Indeed, one of the Medicare proposals of the House Budget Committee, unveiled at a conference not too long ago in Virginia, was inspired by the Heritage Foundation model. Another one is a variation of this, offered by Senator Judd Gregg of New Hampshire. It's still a consumer choice proposal, but he has a stronger emphasis on managed care.
Of special interest to physicians is that the American Medical Association has gone on record as supporting a Medicare voucher. Heritage has been working with the AMA, outlining common ground between their voucher proposal and our Medicare reform proposal.

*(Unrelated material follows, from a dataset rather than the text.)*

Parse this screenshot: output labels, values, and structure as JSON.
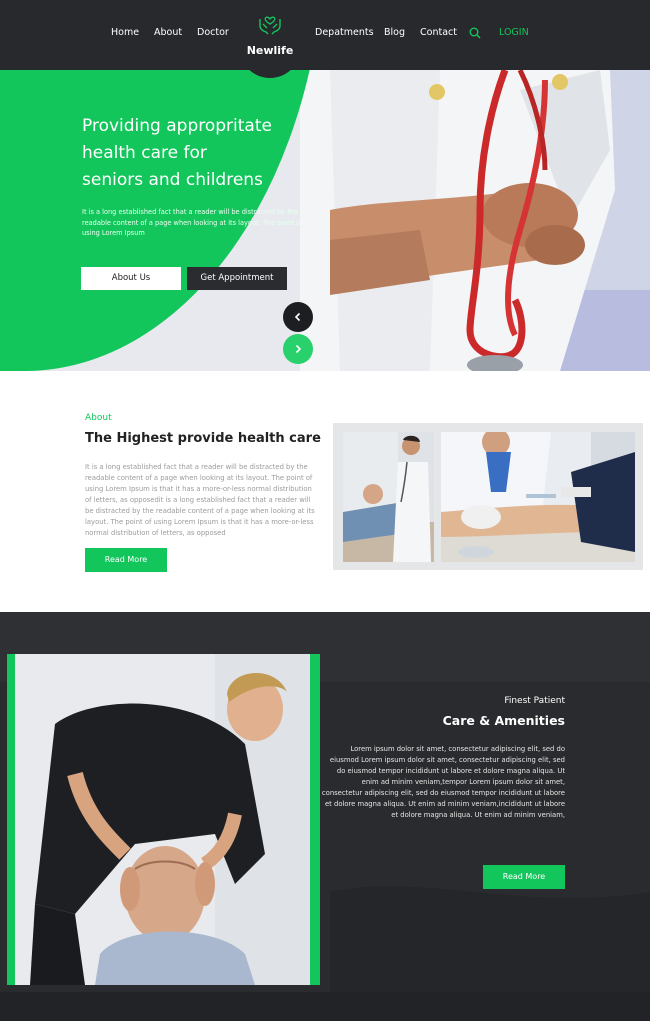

This is a national debate that we can win. This Congress has promised the American people it would hold back spending, cut back government, and give more choices and freedom to individuals. The average American is not stupid. He can make his own decisions. If active and retired Congressmen and Senators can choose their own health plan from among a variety of options, why can't their constituents? If it's good enough for Ted Kennedy, if it's good enough for Al Gore, then it's good enough for the rest of us.